Sunday, August 06, 2006

Run like...er...something fast!

I bought Sue a treadmill for her birthday, which I have been using to run 2 miles everyday. Today was the first day I notice that my stomach is just a smidgen tighter. Sweetness! And that’s not the only dividend: Let’s just say that Sue noticed a difference in my stamina;)

My eventual goal is to get back to being able to run a mile in under 8 minutes like I could in high school. I’m at roughly ten minutes right now, so still a ways off. Previous runners, any ideas on how I should be structuring these runs? Currently I pretty much just run at the same comfortable speed until my sides are burning, then I walk until it stops. Repeat until I get to two miles. I have to imagine there is a better system out there.

Little piece of advice for the male readers: Do NOT buy your woman a treadmill (or any piece of exercise equipment for that matter) unless she specifically asks for it. Sue came in the door on her birthday from work, saw the treadmill, and decided to screw with me by blurting out, "What are you saying? You think I'm FAT?!?!?!". I'm sure she wishes she had a picture of that deer in headlights moment:) Lucky for me she then immediately laughed and reminded me that she had been asking for one for months. Otherwise it is entirely possible I would still be standing there with my brain stuck in neutral trying to think of anything to say :)

7 comments:

R said...

I agree with the "do not stop" suggestion. Even if you're jogging really really slowly, just dont' fuckin' stop to walk. That's what my cross-country coach in HS told us.
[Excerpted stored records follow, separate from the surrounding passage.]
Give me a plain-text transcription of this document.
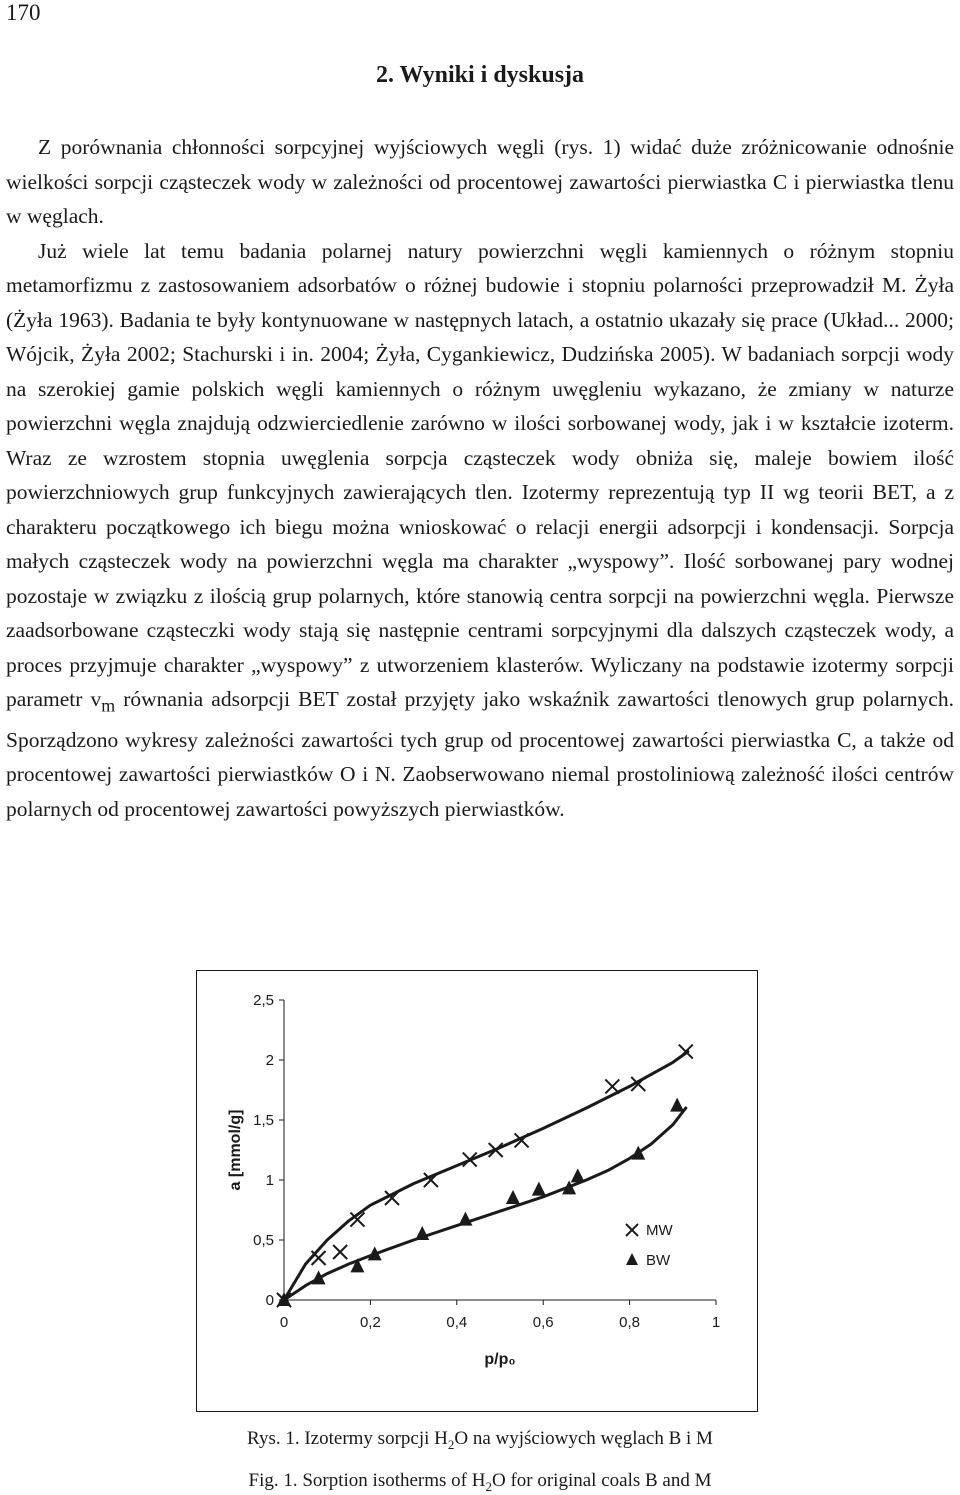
170
2. Wyniki i dyskusja

Z porównania chłonności sorpcyjnej wyjściowych węgli (rys. 1) widać duże zróżnicowanie odnośnie wielkości sorpcji cząsteczek wody w zależności od procentowej zawartości pierwiastka C i pierwiastka tlenu w węglach.

Już wiele lat temu badania polarnej natury powierzchni węgli kamiennych o różnym stopniu metamorfizmu z zastosowaniem adsorbatów o różnej budowie i stopniu polarności przeprowadził M. Żyła (Żyła 1963). Badania te były kontynuowane w następnych latach, a ostatnio ukazały się prace (Układ... 2000; Wójcik, Żyła 2002; Stachurski i in. 2004; Żyła, Cygankiewicz, Dudzińska 2005). W badaniach sorpcji wody na szerokiej gamie polskich węgli kamiennych o różnym uwęgleniu wykazano, że zmiany w naturze powierzchni węgla znajdują odzwierciedlenie zarówno w ilości sorbowanej wody, jak i w kształcie izoterm. Wraz ze wzrostem stopnia uwęglenia sorpcja cząsteczek wody obniża się, maleje bowiem ilość powierzchniowych grup funkcyjnych zawierających tlen. Izotermy reprezentują typ II wg teorii BET, a z charakteru początkowego ich biegu można wnioskować o relacji energii adsorpcji i kondensacji. Sorpcja małych cząsteczek wody na powierzchni węgla ma charakter „wyspowy”. Ilość sorbowanej pary wodnej pozostaje w związku z ilością grup polarnych, które stanowią centra sorpcji na powierzchni węgla. Pierwsze zaadsorbowane cząsteczki wody stają się następnie centrami sorpcyjnymi dla dalszych cząsteczek wody, a proces przyjmuje charakter „wyspowy” z utworzeniem klasterów. Wyliczany na podstawie izotermy sorpcji parametr $v_m$ równania adsorpcji BET został przyjęty jako wskaźnik zawartości tlenowych grup polarnych. Sporządzono wykresy zależności zawartości tych grup od procentowej zawartości pierwiastka C, a także od procentowej zawartości pierwiastków O i N. Zaobserwowano niemal prostoliniową zależność ilości centrów polarnych od procentowej zawartości powyższych pierwiastków.

0
0,5
1
1,5
2
2,5
0	0,2	0,4	0,6	0,8	1
p/p₀
a [mmol/g]
MW
BW
Rys. 1. Izotermy sorpcji $H_2O$ na wyjściowych węglach B i M
Fig. 1. Sorption isotherms of $H_2O$ for original coals B and M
Besides, only pussies and very effeminate men have to stop to walk during a run.

Eric said...

Thanks for the tips guys. I'll try them out and let you know the results.

Your right Kien about just ignoring the pain. This morning I tried that and found I could run on for a lot longer than I thought (almost another 1/2 mile).

Sue said...

Boys and their egos. I am glad that I don't have to worry about acting macho!! I run/walk because it is safer and you burn more calories. Working out is about getting healthy not proving you manhood.

Pain is nature's way of warning you so maybe you shouldn't go ignoring it! Coaches aren't looking out for the person, they only care about winning. Boys will always keep me with lots of work!!!

Eric said...

Bah! What does the nurse know? What with all your "training" and "medical knowledge". Like I'm going to listen to facts... :)

R said...

An aside:

Being macho and stupid is part of the natural courtship process. It's embedded in our genetics, and, unless Eric is a pussy or very effeminate-bordering-on-gay man, he probably acted in very macho ways in order to get his woman.

Because that's what chicks want. Again, embedded in their genes, women desire physical strength and capacity. The ideal mate.

So, really, when a guy takes a motorcycle over a makeshift ramp and breaks his neck trying to impress a girl...it's really all the chick's fault.

Carry on!

Eric said...

Mostly I just gave her the best sex of her life. Once I had her hooked on that, the rest was easy;) I didn't even have to even break any bones.

Sue said...

Yeah, women regret marrying the jocks because they reached their prime in their 20's. Geeks and nerds just get better with age and actually can last in bed. Most women do not want the macho guy because the macho guy is usually a dick. Most women I know married the nice, smart, funny guy without the ego.